Kitson, Peter.  “Coleridge, the French Revolution, and The Ancient Mariner:  Collective Guilt and Individual Salvation.”  Yearbook of English Studies 19 (1989): 197-207.

Mee, John.  Dangerous Enthusiasm:  William Blake and the Culture of Radicalism in the 1790s.  Oxford:  Clarendon P, 1992.

Roe, Nicholas.  Wordsworth and Coleridge:  The Radical Years.  Oxford:  Clarendon P, 1988.


[1] William Empson suggests that the guilt and restitution theme hinges upon a cultural guilt associated with English colonial expansion and its horrific treatment of colonized peoples.  J. R. Ebbatson offers a similar political reading, arguing that the punishment and retribution is associated with a “European racial guilt, and the need to make restitution” (198).  Peter Kitson also examines issues of guilt, but the guilt he identifies is associated with Coleridge’s apostasy and retreat from effective politics, and the redemption theme reveals Coleridge’s desire for individual redemption through poetic and creative forces.  And most recently, Patrick J. Keane in his immense study Coleridge’s Submerged Politics:  The Ancient Mariner and Robinson Crusoe is most interested in the vacillations between fear and hope and light and dark that speak of Coleridge’s own philosophic and political vacillations between hope and despair over the events in France and the oppressive reactions of the Pitt administration.

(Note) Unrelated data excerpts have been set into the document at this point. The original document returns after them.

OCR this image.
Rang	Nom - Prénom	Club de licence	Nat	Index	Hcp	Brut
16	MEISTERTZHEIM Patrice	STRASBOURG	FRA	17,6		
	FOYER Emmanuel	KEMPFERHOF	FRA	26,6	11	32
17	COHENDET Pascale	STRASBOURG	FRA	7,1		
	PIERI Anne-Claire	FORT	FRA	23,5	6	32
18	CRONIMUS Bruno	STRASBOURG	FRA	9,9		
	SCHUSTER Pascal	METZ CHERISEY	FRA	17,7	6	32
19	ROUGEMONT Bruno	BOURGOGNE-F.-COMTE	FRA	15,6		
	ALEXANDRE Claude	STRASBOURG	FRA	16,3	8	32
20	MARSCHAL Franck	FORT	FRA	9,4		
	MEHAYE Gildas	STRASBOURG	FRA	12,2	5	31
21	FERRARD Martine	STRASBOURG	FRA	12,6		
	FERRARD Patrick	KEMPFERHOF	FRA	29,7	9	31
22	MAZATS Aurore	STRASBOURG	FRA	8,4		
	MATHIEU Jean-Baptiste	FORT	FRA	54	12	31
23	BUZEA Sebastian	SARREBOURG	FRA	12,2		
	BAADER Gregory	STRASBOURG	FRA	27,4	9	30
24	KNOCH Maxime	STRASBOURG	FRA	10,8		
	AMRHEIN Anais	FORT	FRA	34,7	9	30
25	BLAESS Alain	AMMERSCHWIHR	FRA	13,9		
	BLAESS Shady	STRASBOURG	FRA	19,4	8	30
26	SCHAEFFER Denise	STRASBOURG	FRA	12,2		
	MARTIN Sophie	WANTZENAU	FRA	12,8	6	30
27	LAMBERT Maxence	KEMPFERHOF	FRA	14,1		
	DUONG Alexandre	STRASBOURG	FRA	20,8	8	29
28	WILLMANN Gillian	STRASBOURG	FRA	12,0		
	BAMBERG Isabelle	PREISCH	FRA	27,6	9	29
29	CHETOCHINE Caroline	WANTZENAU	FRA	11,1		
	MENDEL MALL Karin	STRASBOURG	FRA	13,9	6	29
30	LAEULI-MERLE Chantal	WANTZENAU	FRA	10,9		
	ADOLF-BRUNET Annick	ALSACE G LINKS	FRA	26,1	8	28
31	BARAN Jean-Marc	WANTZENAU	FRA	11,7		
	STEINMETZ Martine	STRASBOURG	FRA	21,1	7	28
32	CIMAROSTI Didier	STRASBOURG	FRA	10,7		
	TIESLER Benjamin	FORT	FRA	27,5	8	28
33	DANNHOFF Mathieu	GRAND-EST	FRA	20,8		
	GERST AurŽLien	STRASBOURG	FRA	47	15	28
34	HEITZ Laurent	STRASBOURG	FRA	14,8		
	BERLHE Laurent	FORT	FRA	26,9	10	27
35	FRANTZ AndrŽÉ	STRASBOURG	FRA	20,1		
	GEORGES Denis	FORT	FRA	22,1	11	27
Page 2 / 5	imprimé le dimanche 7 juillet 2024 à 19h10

[2] For this analysis I’ve chosen to study the 1798 Lyrical Ballads text, because it was written just two years or so after his most active political radicalism, when much of his creative energies were channeled away from political lecturing and essays toward the production of poetry, a poetry that was most directly informed by his political concerns, fears, and interests.